USPTO Adjusts Guidance for Filing Cannabis-Related Trademarks

July 24, 2019

Types : Alerts

The use of a mark in commerce must be lawful, so the United States Patent and Trademark Office (“USPTO”) will decline to register marks for goods and services that are illegal under federal law. As a result, registration of marks for cannabis-related goods and services was prohibited by the USPTO. However, due to the evolving legal landscape surrounding cannabis, the USPTO has issued a new set of guidelines for the examination of marks for cannabis-related goods and services.

The USPTO issued its new guidelines in the wake of the 2018 Farm Bill, which removes hemp from the Controlled Substances Act’s (“CSA”) definition of marijuana and dictates that “cannabis plants and derivatives such as CBD that contain no more than 0.3% THC on a dry-weight basis are no longer controlled substances under the CSA.” USPTO Examination Guide 1-19 (May 2, 2019). Based on these modifications to federal law, the USPTO has concluded that if an applicant’s goods are derived from hemp, contain no more than 0.3% THC, and are otherwise legal under federal law, then the marks are eligible for registration. In examining applications that involve the cultivation or production of cannabis that is hemp under the Farm Bill, the USPTO will inquire as to the applicant’s authorization to produce hemp and require that the applicant provide information confirming that its hemp-related activities comply with the Farm Bill’s requirements.

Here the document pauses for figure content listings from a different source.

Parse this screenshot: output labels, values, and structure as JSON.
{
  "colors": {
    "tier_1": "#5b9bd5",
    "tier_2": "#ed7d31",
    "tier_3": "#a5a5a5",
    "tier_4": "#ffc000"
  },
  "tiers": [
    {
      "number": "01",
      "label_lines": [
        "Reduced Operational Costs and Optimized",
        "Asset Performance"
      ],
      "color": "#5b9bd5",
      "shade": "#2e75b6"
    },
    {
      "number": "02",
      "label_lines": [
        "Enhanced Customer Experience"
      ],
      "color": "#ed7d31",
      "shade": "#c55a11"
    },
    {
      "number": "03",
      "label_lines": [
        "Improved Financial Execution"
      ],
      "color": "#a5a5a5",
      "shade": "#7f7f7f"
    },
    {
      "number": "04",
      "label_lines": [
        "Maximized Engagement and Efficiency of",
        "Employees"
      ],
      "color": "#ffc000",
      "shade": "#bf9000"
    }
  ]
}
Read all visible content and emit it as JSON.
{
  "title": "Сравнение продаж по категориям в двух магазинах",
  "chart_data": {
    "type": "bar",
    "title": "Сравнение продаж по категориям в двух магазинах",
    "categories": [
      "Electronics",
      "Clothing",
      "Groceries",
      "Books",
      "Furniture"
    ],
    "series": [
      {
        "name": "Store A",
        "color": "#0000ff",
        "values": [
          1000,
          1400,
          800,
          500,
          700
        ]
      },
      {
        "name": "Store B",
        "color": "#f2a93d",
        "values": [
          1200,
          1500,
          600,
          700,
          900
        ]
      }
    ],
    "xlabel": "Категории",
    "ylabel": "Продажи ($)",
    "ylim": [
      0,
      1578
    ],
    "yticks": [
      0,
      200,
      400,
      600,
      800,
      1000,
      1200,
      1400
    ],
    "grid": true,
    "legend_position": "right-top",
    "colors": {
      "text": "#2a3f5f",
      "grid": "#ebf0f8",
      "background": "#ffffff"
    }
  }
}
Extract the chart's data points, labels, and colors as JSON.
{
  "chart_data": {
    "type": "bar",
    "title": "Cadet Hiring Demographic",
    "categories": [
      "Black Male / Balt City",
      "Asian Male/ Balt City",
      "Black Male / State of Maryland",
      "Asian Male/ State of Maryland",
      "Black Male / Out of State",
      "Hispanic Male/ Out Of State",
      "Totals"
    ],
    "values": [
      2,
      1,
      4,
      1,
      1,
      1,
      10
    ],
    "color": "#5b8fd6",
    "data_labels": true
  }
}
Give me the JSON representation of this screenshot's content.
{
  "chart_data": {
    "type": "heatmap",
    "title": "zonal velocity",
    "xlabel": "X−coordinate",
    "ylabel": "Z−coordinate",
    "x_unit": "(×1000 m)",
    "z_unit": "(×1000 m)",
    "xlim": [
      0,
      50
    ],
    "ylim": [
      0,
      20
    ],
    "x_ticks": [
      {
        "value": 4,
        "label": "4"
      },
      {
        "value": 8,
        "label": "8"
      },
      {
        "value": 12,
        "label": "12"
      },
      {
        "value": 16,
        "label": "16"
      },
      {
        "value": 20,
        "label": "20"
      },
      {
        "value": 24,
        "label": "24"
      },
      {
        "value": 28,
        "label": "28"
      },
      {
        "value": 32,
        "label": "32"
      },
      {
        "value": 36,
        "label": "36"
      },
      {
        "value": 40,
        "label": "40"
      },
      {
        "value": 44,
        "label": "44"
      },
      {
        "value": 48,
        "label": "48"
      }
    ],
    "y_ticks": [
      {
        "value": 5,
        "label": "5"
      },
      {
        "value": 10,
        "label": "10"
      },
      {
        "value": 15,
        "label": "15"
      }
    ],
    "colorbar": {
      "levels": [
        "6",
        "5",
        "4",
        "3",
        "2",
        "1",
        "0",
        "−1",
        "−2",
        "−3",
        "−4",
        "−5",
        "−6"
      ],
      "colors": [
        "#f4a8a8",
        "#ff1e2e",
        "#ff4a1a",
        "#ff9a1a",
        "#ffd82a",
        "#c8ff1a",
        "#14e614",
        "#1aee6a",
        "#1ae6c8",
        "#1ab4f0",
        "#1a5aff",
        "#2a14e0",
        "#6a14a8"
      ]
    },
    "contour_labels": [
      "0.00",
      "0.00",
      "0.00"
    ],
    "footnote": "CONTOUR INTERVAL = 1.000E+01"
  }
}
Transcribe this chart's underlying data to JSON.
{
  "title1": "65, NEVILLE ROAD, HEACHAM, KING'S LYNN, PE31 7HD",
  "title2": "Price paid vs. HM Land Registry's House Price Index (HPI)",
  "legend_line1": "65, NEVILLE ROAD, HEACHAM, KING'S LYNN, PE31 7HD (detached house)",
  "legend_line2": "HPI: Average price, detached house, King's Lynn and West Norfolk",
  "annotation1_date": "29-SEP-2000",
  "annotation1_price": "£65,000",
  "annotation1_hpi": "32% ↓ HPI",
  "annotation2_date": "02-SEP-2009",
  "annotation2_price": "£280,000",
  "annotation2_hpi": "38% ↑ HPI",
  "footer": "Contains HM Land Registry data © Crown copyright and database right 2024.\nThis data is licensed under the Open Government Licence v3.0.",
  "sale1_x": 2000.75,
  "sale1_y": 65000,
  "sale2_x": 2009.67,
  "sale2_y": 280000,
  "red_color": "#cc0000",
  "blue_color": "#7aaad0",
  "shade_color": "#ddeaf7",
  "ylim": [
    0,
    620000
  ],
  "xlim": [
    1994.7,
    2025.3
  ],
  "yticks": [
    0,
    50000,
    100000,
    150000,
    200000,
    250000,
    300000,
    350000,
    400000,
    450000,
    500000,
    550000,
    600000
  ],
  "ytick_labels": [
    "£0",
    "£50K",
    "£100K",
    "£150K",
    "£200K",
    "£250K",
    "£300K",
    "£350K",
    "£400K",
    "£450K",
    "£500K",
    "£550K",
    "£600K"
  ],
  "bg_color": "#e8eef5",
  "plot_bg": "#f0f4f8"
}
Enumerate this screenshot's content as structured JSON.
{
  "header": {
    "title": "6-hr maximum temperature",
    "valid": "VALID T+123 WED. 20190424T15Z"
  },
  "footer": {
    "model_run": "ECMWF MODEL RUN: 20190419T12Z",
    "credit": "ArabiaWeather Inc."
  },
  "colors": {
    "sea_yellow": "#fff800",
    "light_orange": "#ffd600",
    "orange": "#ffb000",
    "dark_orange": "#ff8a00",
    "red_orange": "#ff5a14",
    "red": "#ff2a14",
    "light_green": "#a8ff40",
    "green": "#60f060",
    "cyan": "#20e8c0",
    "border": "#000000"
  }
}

For applicants who filed an application for goods including CBD or related cannabis products before the December 20, 2018 enactment of the Farm Bill, the applicant has the right to amend the application. Such amendments will modify the application date to December 20, 2018, and will revise the subject matter of the application to indicate that the goods include less than 0.3% THC. However, applicants also have the ability to withdraw their application and re-file. Applicants will also have the option of responding to refusals of registration, presumably citing the Farm Bill for arguments against refusal. Notably, although the Farm Bill has expanded the legality of CBD and hemp-related goods, it has not completely opened the gate for registration of marks pertaining to those goods.  The USPTO will still refuse to register marks for foods, beverages, dietary supplements, or pet treats containing CBD, even if derived from hemp because these goods may not be introduced lawfully into interstate commerce. Moreover, the USPTO will continue to refuse registration of marks relating to cannabis-related goods that are still illegal under the CSA, on the grounds that their use in commerce is illegal. With these new guidelines in place, applicants should seek guidance regarding the registrability of their cannabis-related marks.